Small books inevitably remind me of Gamow’s famous volumes. They were wonderful, and stimulated me to no small extent. Times have changed, physics has grown and we clearly need other books, though written in the same spirit.
In attempting these volumes, I have chosen a style of my own. I have come across many books on popular science where elaborate sentences often tend to obscure the scientific essence. I have therefore opted for simple English, and I don’t make any apologies for it. If a simple style was good enough for the great Enrico Fermi, it is also good enough for me. I have also employed at times a chatty style. This is deliberate. Feynman uses this with consummate skill, and I have decided to follow in his footsteps (whether I have succeeded or not, is for readers to say). This book is meant to be read for fun and excitement. It is a book you can even lie down in bed and read. Without going to sleep I hope!
Naturally I have some basic objectives, the most important of which is to stimulate the curiosity of the reader. Here and there the reader may fail to grasp some details, and in fact I have deliberately pitched things a bit high on occasions. But if the reader is able to experience at least in some small measure the excitement of science, then my purpose would have been achieved. Apart from excitement, I have also tried to convey that although we might draw boundaries and try to compartmentalise Nature into different subjects, she herself knows no such boundaries. So we can always start anywhere, take a random walk and catch a good glimpse of Nature’s glory. Where she is concerned, all topics are ‘fashionable’. There is today an unnecessary polarization of the young towards subjects that are supposed to be fashionable. To my mind this -is unhealthy, and 1 have tried to counter it.
This series is essentially meant for the curious. With humility, 1 would like to regard it as some sort of a ‘Junior Feynman Series’, if one might call it that. With much love, and sadness, it is dedicated to the memory of Suresh who inspired it.
To the young reader
This book is about a very famous discovery made by a very famous man. Of course, when he actually made this very, very important discovery, he was not so famous. He was quite young actually, and, what is more important, he had to struggle a lot-I really mean a lot-to establish his discovery. It is a heart-warming and a very inspiring story. His name is Subrahmanyam Chandrasekhar, and it is no exaggeration to say that he is one of the most distinguished mathematical physicists this century has produced.

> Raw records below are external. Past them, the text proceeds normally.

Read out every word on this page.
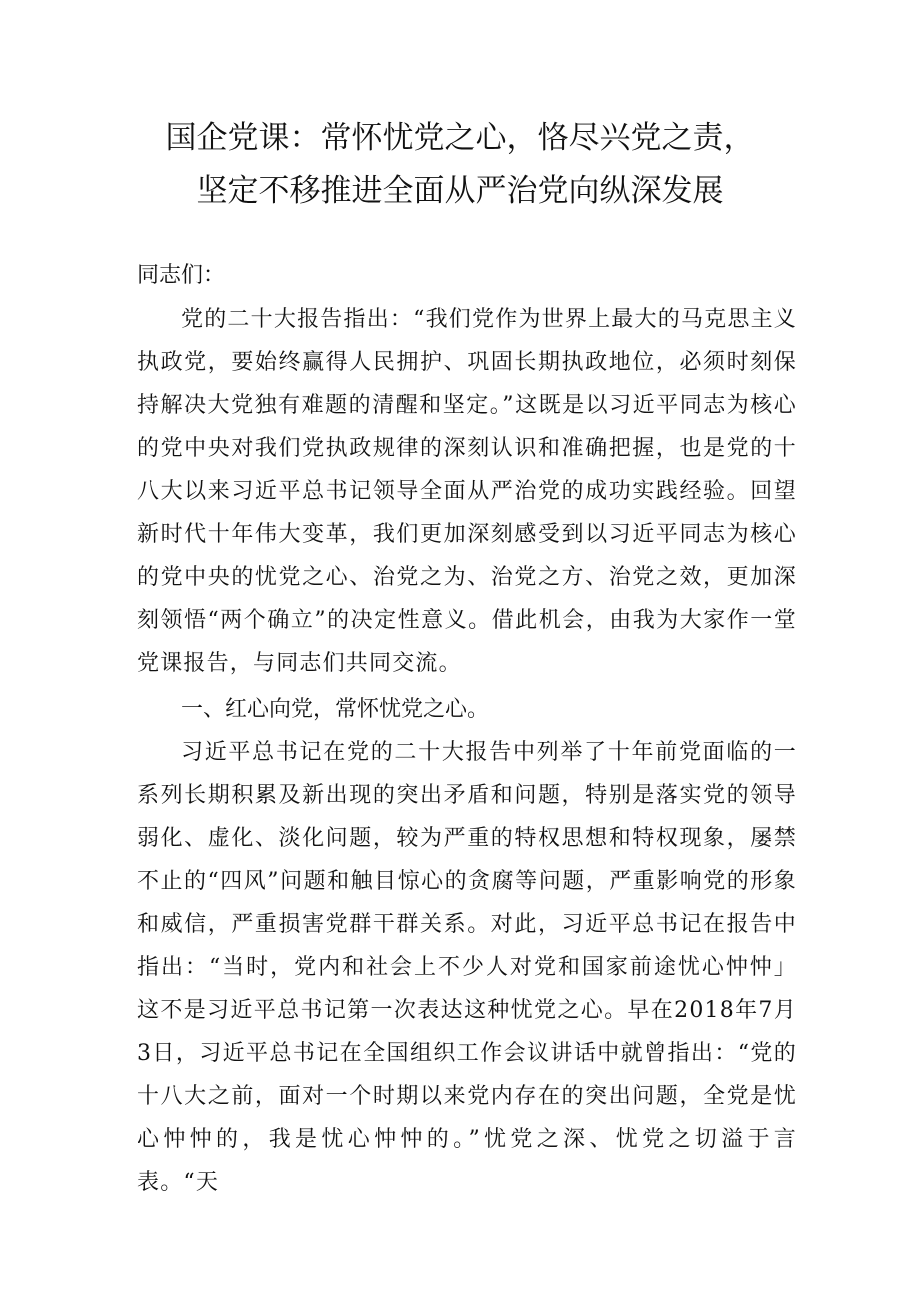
国企党课：常怀忧党之心，恪尽兴党之责，
坚定不移推进全面从严治党向纵深发展

同志们：

党的二十大报告指出：“我们党作为世界上最大的马克思主义执政党，要始终赢得人民拥护、巩固长期执政地位，必须时刻保持解决大党独有难题的清醒和坚定。”这既是以习近平同志为核心的党中央对我们党执政规律的深刻认识和准确把握，也是党的十八大以来习近平总书记领导全面从严治党的成功实践经验。回望新时代十年伟大变革，我们更加深刻感受到以习近平同志为核心的党中央的忧党之心、治党之为、治党之方、治党之效，更加深刻领悟“两个确立”的决定性意义。借此机会，由我为大家作一堂党课报告，与同志们共同交流。

一、红心向党，常怀忧党之心。

习近平总书记在党的二十大报告中列举了十年前党面临的一系列长期积累及新出现的突出矛盾和问题，特别是落实党的领导弱化、虚化、淡化问题，较为严重的特权思想和特权现象，屡禁不止的“四风”问题和触目惊心的贪腐等问题，严重影响党的形象和威信，严重损害党群干群关系。对此，习近平总书记在报告中指出：“当时，党内和社会上不少人对党和国家前途忧心忡忡」这不是习近平总书记第一次表达这种忧党之心。早在2018年7月3日，习近平总书记在全国组织工作会议讲话中就曾指出：“党的十八大之前，面对一个时期以来党内存在的突出问题，全党是忧心忡忡的，我是忧心忡忡的。”忧党之深、忧党之切溢于言表。“天
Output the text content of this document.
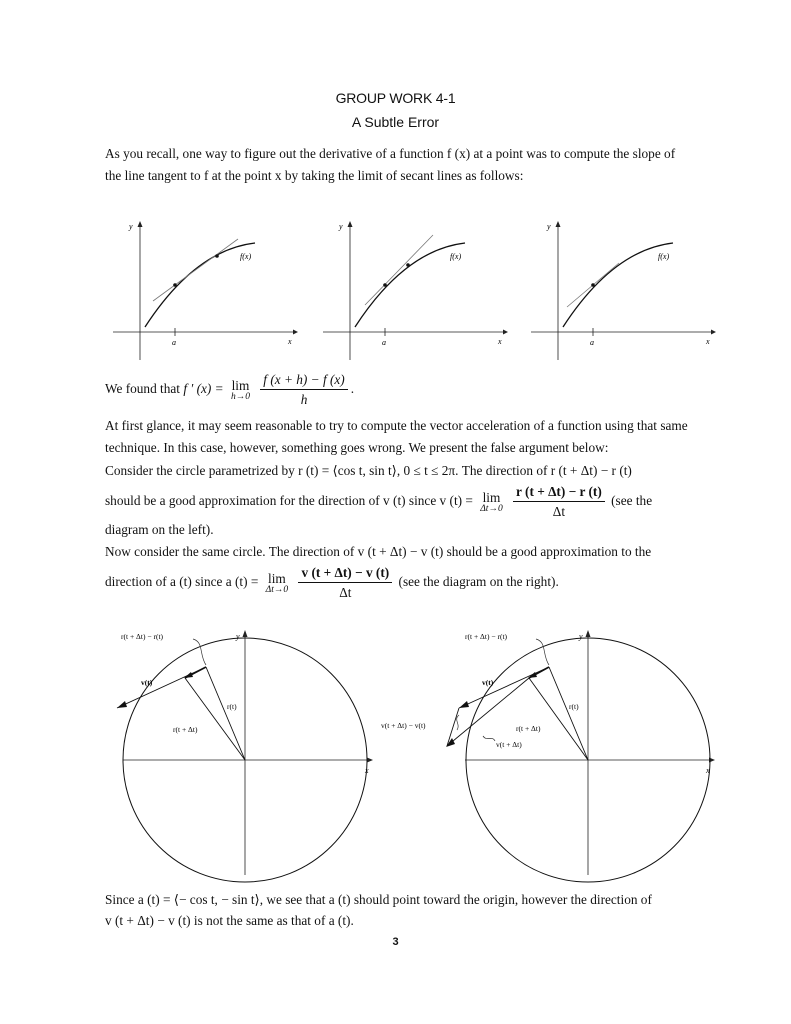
GROUP WORK 4-1
A Subtle Error
As you recall, one way to figure out the derivative of a function f (x) at a point was to compute the slope of
the line tangent to f at the point x by taking the limit of secant lines as follows:
y
x
a
f(x)
y
x
a
f(x)
y
x
a
f(x)
We found that f ′ (x) = lim
h→0
$\frac{f (x + h) - f (x)}{h}$ .
At first glance, it may seem reasonable to try to compute the vector acceleration of a function using that same
technique. In this case, however, something goes wrong. We present the false argument below:
Consider the circle parametrized by r (t) = ⟨cos t, sin t⟩, 0 ≤ t ≤ 2π. The direction of r (t + Δt) − r (t)
should be a good approximation for the direction of v (t) since v (t) = lim
Δt→0
$\frac{r (t + \Delta t) - r (t)}{\Delta t} (see$ the
diagram on the left).
Now consider the same circle. The direction of v (t + Δt) − v (t) should be a good approximation to the
direction of a (t) since a (t) = lim
Δt→0
$\frac{v (t + \Delta t) - v (t)}{\Delta t} (see$ the diagram on the right).
y
x
r(t + Δt) − r(t)
v(t)
r(t)
r(t + Δt)
y
x
r(t + Δt) − r(t)
v(t)
r(t)
v(t + Δt) − v(t)	r(t + Δt)
v(t + Δt)
Since a (t) = ⟨− cos t, − sin t⟩, we see that a (t) should point toward the origin, however the direction of
v (t + Δt) − v (t) is not the same as that of a (t).
3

In a long and remarkable career, Chandrasekhar has done many outstanding things but in this book 1 shall concentrate mostly on one of them, namely, the discovery of the Chandrasekhar limit. As long as there are stars, and as long as there are people to talk about stars, the Chandrasekhar limit will not be forgotten!
I would like to .express my gratitude to Professors V. Balakrishnan and N. Mukunda, and to Dr. M.V. Atre for a careful scrutiny of the manuscript and for making many valuable suggestions. Mr. A. Ratnakar and Mr. J.D. Vincent offered much assistance in collecting source material. As always, Mrs. Naga Nirmala rendered invaluable help with the preparation of the manuscript. The editorial assistance and friendly cooperation received from Universities Press is also thankfully acknowledged.